The days following saturday I could no longer move. I just lay there, wishing , praying that God chose to take me. That somehow each breath would be my last. I no longer had the strength to carry out my plan, and was still under watchful gaze and calls of hubby.

Yesterday I gained some of that motivation and energy back. Last night it got pretty scary, I was so restless I ended up pulling wads of hair out without realisinng it. I don't know anymore. Maybe I was right few weeks ago nothing wrong, but it feels wrong. I think everythig and everone would be better, had I died 08/01/11. I am not a good person, I know that. I am very bad. He showed me that. And then I thought maybe I did die on 8th, maybe this is afterlife, this catatonia. I am really jittery. Maybe a mood change?
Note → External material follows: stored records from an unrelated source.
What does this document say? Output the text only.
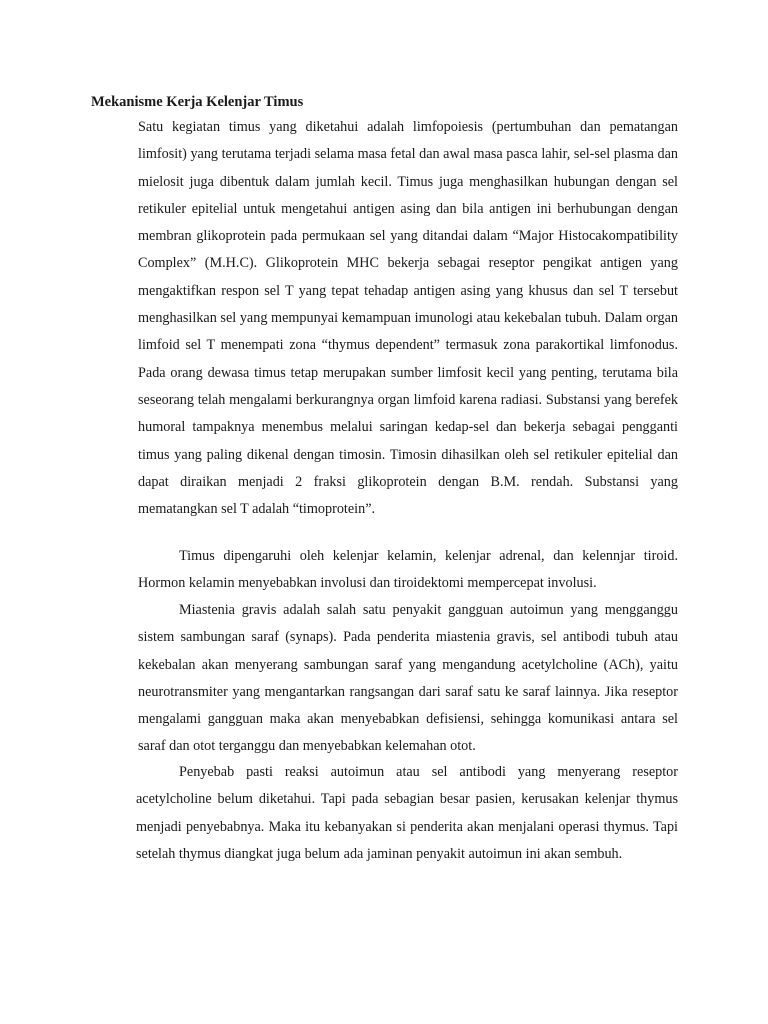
Mekanisme Kerja Kelenjar Timus

Satu kegiatan timus yang diketahui adalah limfopoiesis (pertumbuhan dan pematangan limfosit) yang terutama terjadi selama masa fetal dan awal masa pasca lahir, sel-sel plasma dan mielosit juga dibentuk dalam jumlah kecil. Timus juga menghasilkan hubungan dengan sel retikuler epitelial untuk mengetahui antigen asing dan bila antigen ini berhubungan dengan membran glikoprotein pada permukaan sel yang ditandai dalam “Major Histocakompatibility Complex” (M.H.C). Glikoprotein MHC bekerja sebagai reseptor pengikat antigen yang mengaktifkan respon sel T yang tepat tehadap antigen asing yang khusus dan sel T tersebut menghasilkan sel yang mempunyai kemampuan imunologi atau kekebalan tubuh. Dalam organ limfoid sel T menempati zona “thymus dependent” termasuk zona parakortikal limfonodus. Pada orang dewasa timus tetap merupakan sumber limfosit kecil yang penting, terutama bila seseorang telah mengalami berkurangnya organ limfoid karena radiasi. Substansi yang berefek humoral tampaknya menembus melalui saringan kedap-sel dan bekerja sebagai pengganti timus yang paling dikenal dengan timosin. Timosin dihasilkan oleh sel retikuler epitelial dan dapat diraikan menjadi 2 fraksi glikoprotein dengan B.M. rendah. Substansi yang mematangkan sel T adalah “timoprotein”.

Timus dipengaruhi oleh kelenjar kelamin, kelenjar adrenal, dan kelennjar tiroid. Hormon kelamin menyebabkan involusi dan tiroidektomi mempercepat involusi.

Miastenia gravis adalah salah satu penyakit gangguan autoimun yang mengganggu sistem sambungan saraf (synaps). Pada penderita miastenia gravis, sel antibodi tubuh atau kekebalan akan menyerang sambungan saraf yang mengandung acetylcholine (ACh), yaitu neurotransmiter yang mengantarkan rangsangan dari saraf satu ke saraf lainnya. Jika reseptor mengalami gangguan maka akan menyebabkan defisiensi, sehingga komunikasi antara sel saraf dan otot terganggu dan menyebabkan kelemahan otot.

Penyebab pasti reaksi autoimun atau sel antibodi yang menyerang reseptor acetylcholine belum diketahui. Tapi pada sebagian besar pasien, kerusakan kelenjar thymus menjadi penyebabnya. Maka itu kebanyakan si penderita akan menjalani operasi thymus. Tapi setelah thymus diangkat juga belum ada jaminan penyakit autoimun ini akan sembuh.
I didn't see prof on monday I don't even know when appointment was cos like I said it was a day I was certain never to see. I have no appointment in future with him no one has rang me. It is pointless, all he has is meds nothing new, nothing I can hang on for.I guess crisis were too busy to ring me on sunday. I guess they liased with CC and she felt any contact with me was inappropriate and unecessary.
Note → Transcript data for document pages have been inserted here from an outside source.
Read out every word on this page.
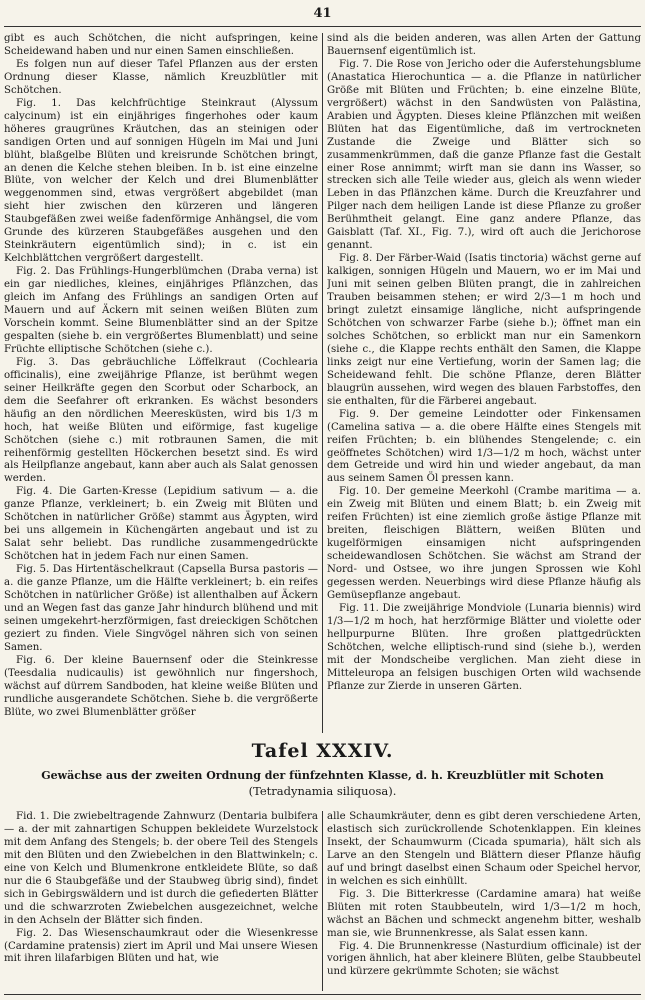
41

gibt es auch Schötchen, die nicht aufspringen, keine Scheidewand haben und nur einen Samen einschließen.

Es folgen nun auf dieser Tafel Pflanzen aus der ersten Ordnung dieser Klasse, nämlich Kreuzblütler mit Schötchen.

Fig. 1. Das kelchfrüchtige Steinkraut (Alyssum calycinum) ist ein einjähriges fingerhohes oder kaum höheres graugrünes Kräutchen, das an steinigen oder sandigen Orten und auf sonnigen Hügeln im Mai und Juni blüht, blaßgelbe Blüten und kreisrunde Schötchen bringt, an denen die Kelche stehen bleiben. In b. ist eine einzelne Blüte, von welcher der Kelch und drei Blumenblätter weggenommen sind, etwas vergrößert abgebildet (man sieht hier zwischen den kürzeren und längeren Staubgefäßen zwei weiße fadenförmige Anhängsel, die vom Grunde des kürzeren Staubgefäßes ausgehen und den Steinkräutern eigentümlich sind); in c. ist ein Kelchblättchen vergrößert dargestellt.

Fig. 2. Das Frühlings-Hungerblümchen (Draba verna) ist ein gar niedliches, kleines, einjähriges Pflänzchen, das gleich im Anfang des Frühlings an sandigen Orten auf Mauern und auf Äckern mit seinen weißen Blüten zum Vorschein kommt. Seine Blumenblätter sind an der Spitze gespalten (siehe b. ein vergrößertes Blumenblatt) und seine Früchte elliptische Schötchen (siehe c.).

Fig. 3. Das gebräuchliche Löffelkraut (Cochlearia officinalis), eine zweijährige Pflanze, ist berühmt wegen seiner Heilkräfte gegen den Scorbut oder Scharbock, an dem die Seefahrer oft erkranken. Es wächst besonders häufig an den nördlichen Meeresküsten, wird bis 1/3 m hoch, hat weiße Blüten und eiförmige, fast kugelige Schötchen (siehe c.) mit rotbraunen Samen, die mit reihenförmig gestellten Höckerchen besetzt sind. Es wird als Heilpflanze angebaut, kann aber auch als Salat genossen werden.

Fig. 4. Die Garten-Kresse (Lepidium sativum — a. die ganze Pflanze, verkleinert; b. ein Zweig mit Blüten und Schötchen in natürlicher Größe) stammt aus Ägypten, wird bei uns allgemein in Küchengärten angebaut und ist zu Salat sehr beliebt. Das rundliche zusammengedrückte Schötchen hat in jedem Fach nur einen Samen.

Fig. 5. Das Hirtentäschelkraut (Capsella Bursa pastoris — a. die ganze Pflanze, um die Hälfte verkleinert; b. ein reifes Schötchen in natürlicher Größe) ist allenthalben auf Äckern und an Wegen fast das ganze Jahr hindurch blühend und mit seinen umgekehrt-herzförmigen, fast dreieckigen Schötchen geziert zu finden. Viele Singvögel nähren sich von seinen Samen.

Fig. 6. Der kleine Bauernsenf oder die Steinkresse (Teesdalia nudicaulis) ist gewöhnlich nur fingershoch, wächst auf dürrem Sandboden, hat kleine weiße Blüten und rundliche ausgerandete Schötchen. Siehe b. die vergrößerte Blüte, wo zwei Blumenblätter größer

sind als die beiden anderen, was allen Arten der Gattung Bauernsenf eigentümlich ist.

Fig. 7. Die Rose von Jericho oder die Auferstehungsblume (Anastatica Hierochuntica — a. die Pflanze in natürlicher Größe mit Blüten und Früchten; b. eine einzelne Blüte, vergrößert) wächst in den Sandwüsten von Palästina, Arabien und Ägypten. Dieses kleine Pflänzchen mit weißen Blüten hat das Eigentümliche, daß im vertrockneten Zustande die Zweige und Blätter sich so zusammenkrümmen, daß die ganze Pflanze fast die Gestalt einer Rose annimmt; wirft man sie dann ins Wasser, so strecken sich alle Teile wieder aus, gleich als wenn wieder Leben in das Pflänzchen käme. Durch die Kreuzfahrer und Pilger nach dem heiligen Lande ist diese Pflanze zu großer Berühmtheit gelangt. Eine ganz andere Pflanze, das Gaisblatt (Taf. XI., Fig. 7.), wird oft auch die Jerichorose genannt.

Fig. 8. Der Färber-Waid (Isatis tinctoria) wächst gerne auf kalkigen, sonnigen Hügeln und Mauern, wo er im Mai und Juni mit seinen gelben Blüten prangt, die in zahlreichen Trauben beisammen stehen; er wird 2/3—1 m hoch und bringt zuletzt einsamige längliche, nicht aufspringende Schötchen von schwarzer Farbe (siehe b.); öffnet man ein solches Schötchen, so erblickt man nur ein Samenkorn (siehe c., die Klappe rechts enthält den Samen, die Klappe links zeigt nur eine Vertiefung, worin der Samen lag; die Scheidewand fehlt. Die schöne Pflanze, deren Blätter blaugrün aussehen, wird wegen des blauen Farbstoffes, den sie enthalten, für die Färberei angebaut.

Fig. 9. Der gemeine Leindotter oder Finkensamen (Camelina sativa — a. die obere Hälfte eines Stengels mit reifen Früchten; b. ein blühendes Stengelende; c. ein geöffnetes Schötchen) wird 1/3—1/2 m hoch, wächst unter dem Getreide und wird hin und wieder angebaut, da man aus seinem Samen Öl pressen kann.

Fig. 10. Der gemeine Meerkohl (Crambe maritima — a. ein Zweig mit Blüten und einem Blatt; b. ein Zweig mit reifen Früchten) ist eine ziemlich große ästige Pflanze mit breiten, fleischigen Blättern, weißen Blüten und kugelförmigen einsamigen nicht aufspringenden scheidewandlosen Schötchen. Sie wächst am Strand der Nord- und Ostsee, wo ihre jungen Sprossen wie Kohl gegessen werden. Neuerbings wird diese Pflanze häufig als Gemüsepflanze angebaut.

Fig. 11. Die zweijährige Mondviole (Lunaria biennis) wird 1/3—1/2 m hoch, hat herzförmige Blätter und violette oder hellpurpurne Blüten. Ihre großen plattgedrückten Schötchen, welche elliptisch-rund sind (siehe b.), werden mit der Mondscheibe verglichen. Man zieht diese in Mitteleuropa an felsigen buschigen Orten wild wachsende Pflanze zur Zierde in unseren Gärten.

Tafel XXXIV.
Gewächse aus der zweiten Ordnung der fünfzehnten Klasse, d. h. Kreuzblütler mit Schoten
(Tetradynamia siliquosa).

Fid. 1. Die zwiebeltragende Zahnwurz (Dentaria bulbifera — a. der mit zahnartigen Schuppen bekleidete Wurzelstock mit dem Anfang des Stengels; b. der obere Teil des Stengels mit den Blüten und den Zwiebelchen in den Blattwinkeln; c. eine von Kelch und Blumenkrone entkleidete Blüte, so daß nur die 6 Staubgefäße und der Staubweg übrig sind), findet sich in Gebirgswäldern und ist durch die gefiederten Blätter und die schwarzroten Zwiebelchen ausgezeichnet, welche in den Achseln der Blätter sich finden.

Fig. 2. Das Wiesenschaumkraut oder die Wiesenkresse (Cardamine pratensis) ziert im April und Mai unsere Wiesen mit ihren lilafarbigen Blüten und hat, wie

alle Schaumkräuter, denn es gibt deren verschiedene Arten, elastisch sich zurückrollende Schotenklappen. Ein kleines Insekt, der Schaumwurm (Cicada spumaria), hält sich als Larve an den Stengeln und Blättern dieser Pflanze häufig auf und bringt daselbst einen Schaum oder Speichel hervor, in welchen es sich einhüllt.

Fig. 3. Die Bitterkresse (Cardamine amara) hat weiße Blüten mit roten Staubbeuteln, wird 1/3—1/2 m hoch, wächst an Bächen und schmeckt angenehm bitter, weshalb man sie, wie Brunnenkresse, als Salat essen kann.

Fig. 4. Die Brunnenkresse (Nasturdium officinale) ist der vorigen ähnlich, hat aber kleinere Blüten, gelbe Staubbeutel und kürzere gekrümmte Schoten; sie wächst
There are people out there who are loving life, or who are dying and would love to be me, have years stretching out in front. But all I can think is how unfair being here is, all I can do is hope things are better next time.

I wanted to try -I wanted to be around for my boy etc, but I can't give him what he needs, I cant GIVE anything. I was ready to try earlier. I decided to fight I rang cc yesterday she never returned my calls. today I rang 3 times to speak to her manager who eventually took my call. But she just said that she will sort out a CPA review in few weeks. A few weeks could be forever, even if it materialises.
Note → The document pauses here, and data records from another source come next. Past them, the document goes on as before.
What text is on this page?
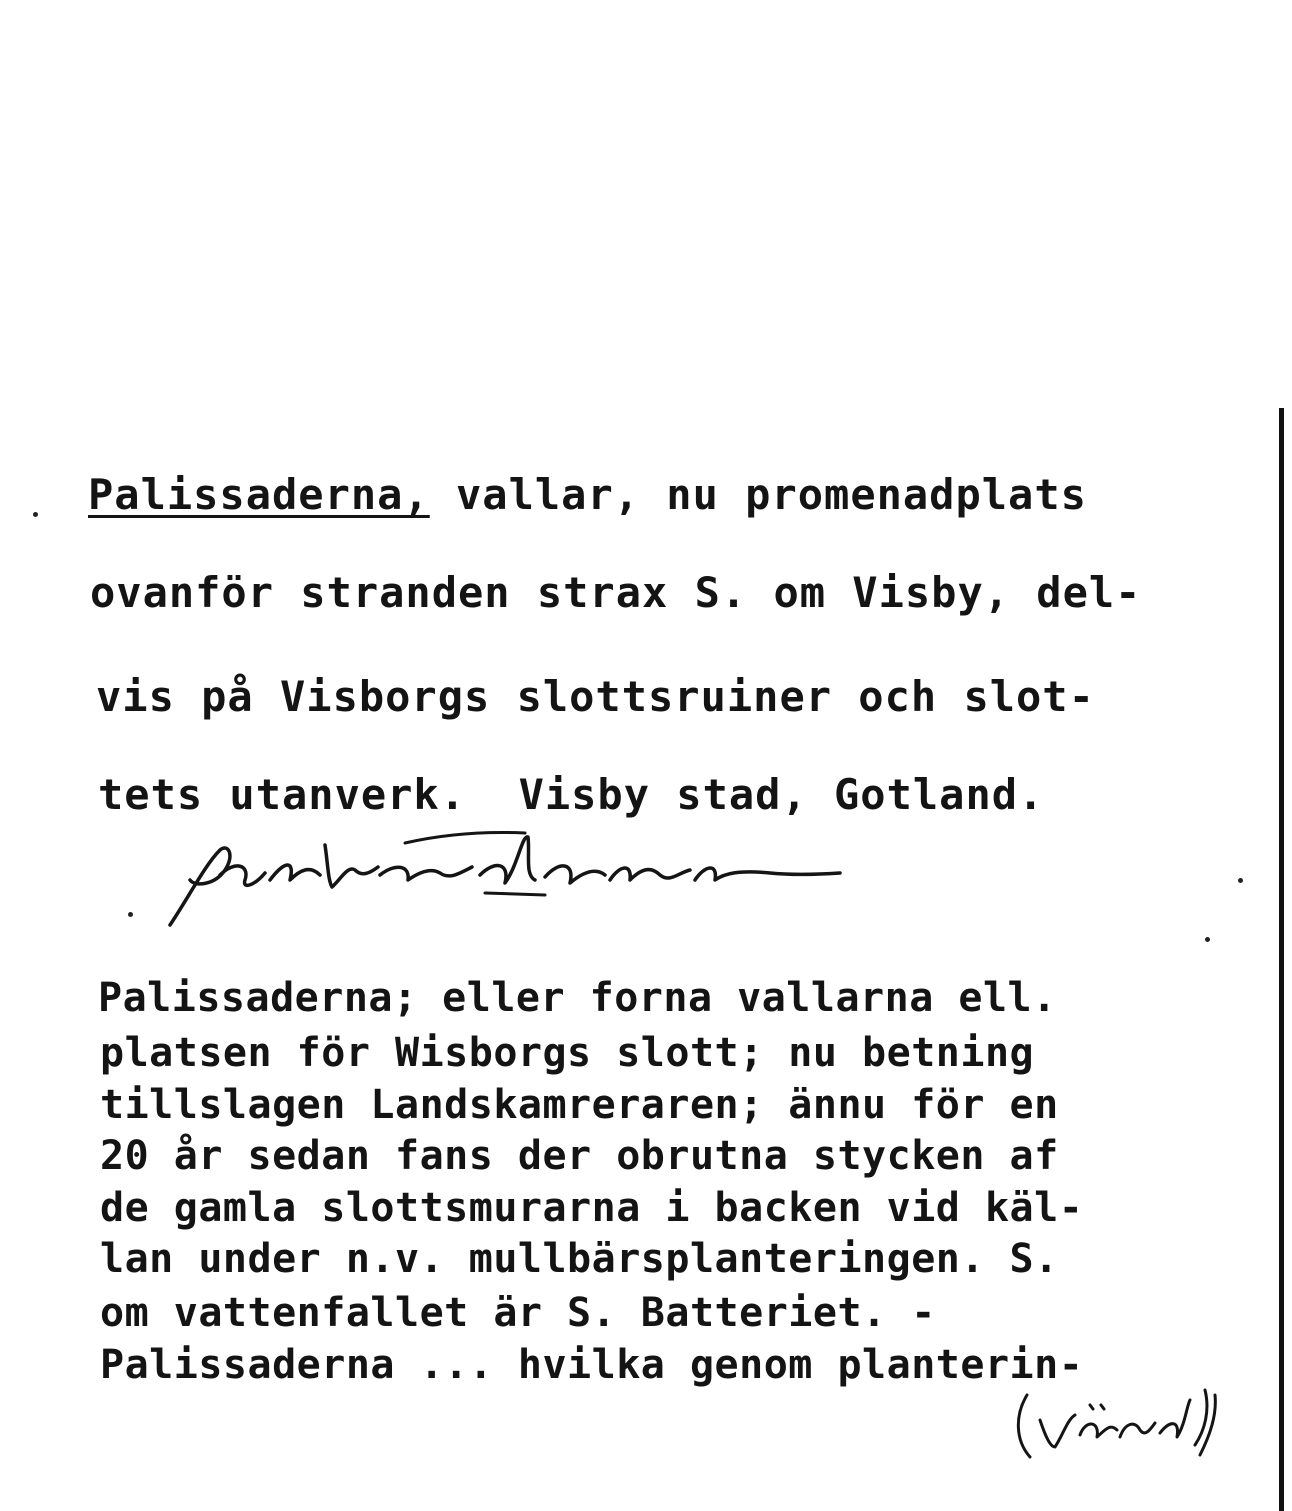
Palissaderna, vallar, nu promenadplats
ovanför stranden strax S. om Visby, del-
vis på Visborgs slottsruiner och slot-
tets utanverk.  Visby stad, Gotland.
Palissaderna; eller forna vallarna ell.
platsen för Wisborgs slott; nu betning
tillslagen Landskamreraren; ännu för en
20 år sedan fans der obrutna stycken af
de gamla slottsmurarna i backen vid käl-
lan under n.v. mullbärsplanteringen. S.
om vattenfallet är S. Batteriet. -
Palissaderna ... hvilka genom planterin-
I am pathetic , so ANON commenter on last post, you were right and I am as sorry as you I'm still around. Still spouting this self-absorbed rubbish and still responsible for so much wron in the world.

I need a game plan. But the only plan can ever be 'THE PLAN'.

5 comments:

Anonymous said...

As frustrating as it is please keep trying to get help and support. Try to be honest and open about how bad you are feeling. If hospital is the only option then consider it to keep yourself safe.
The person who left that message is just an idiot(for want of a stronger word)and a coward.
Thinking of you, hugs xx

La-reve said...

Thanks Mags1234

I am being honest, but no one to be honest to at moment, I have tried contactin cc, spoke to her manager, crisis said they would contact, and I bet police did but she not interested. And I don't think there is anything they can do anyway.

Thanks for your support. hug appreciated

LR x

Anonymous said...

I just read what Anonymous wrote about your last post and I wanted to punch his/her face through the screen. He/she is a coward and an asshole and doesn't know what he/she is talking about.

You are worthy of life. I can't guarantee that your life will be filled with rainbows and bunnies, but I know things can change so that you are no longer at a point where you want to slit your wrists. And maybe even better. The key is to keep trying because if you kill yourself there's no possibility of happiness. At least now there's a chance.

Wishing you well,
NOS

My Black Fog said...

I read a lot of blogs and this anon person has being leaving very nasty comments on quite a few of them lately so I think he's just a sick person getting a thrill in his/her own way. He's an unfeeling idiot. He left a comment on my blog a few weeks back which resulted in an attempted Overdose. He made me feel worthless and horrible. But now I realize he's just sick. He needs help himself. He shouldn't warrent any reaction from any of us because his opinion is worth nothing. I know that now.
I'm sorry you had to go through this too.
I actually had tears reading your blog. I feel your pain. But I care about you. A lot of people obviously care about you. So please hang in there. I wished there was more I could do or say to make you feel better. (( big warm sincere hugs!! ))

Anonymous said...

*hugs* Anon commenter is an arse. Try to forget him/her.

I hope things are not so awful soon.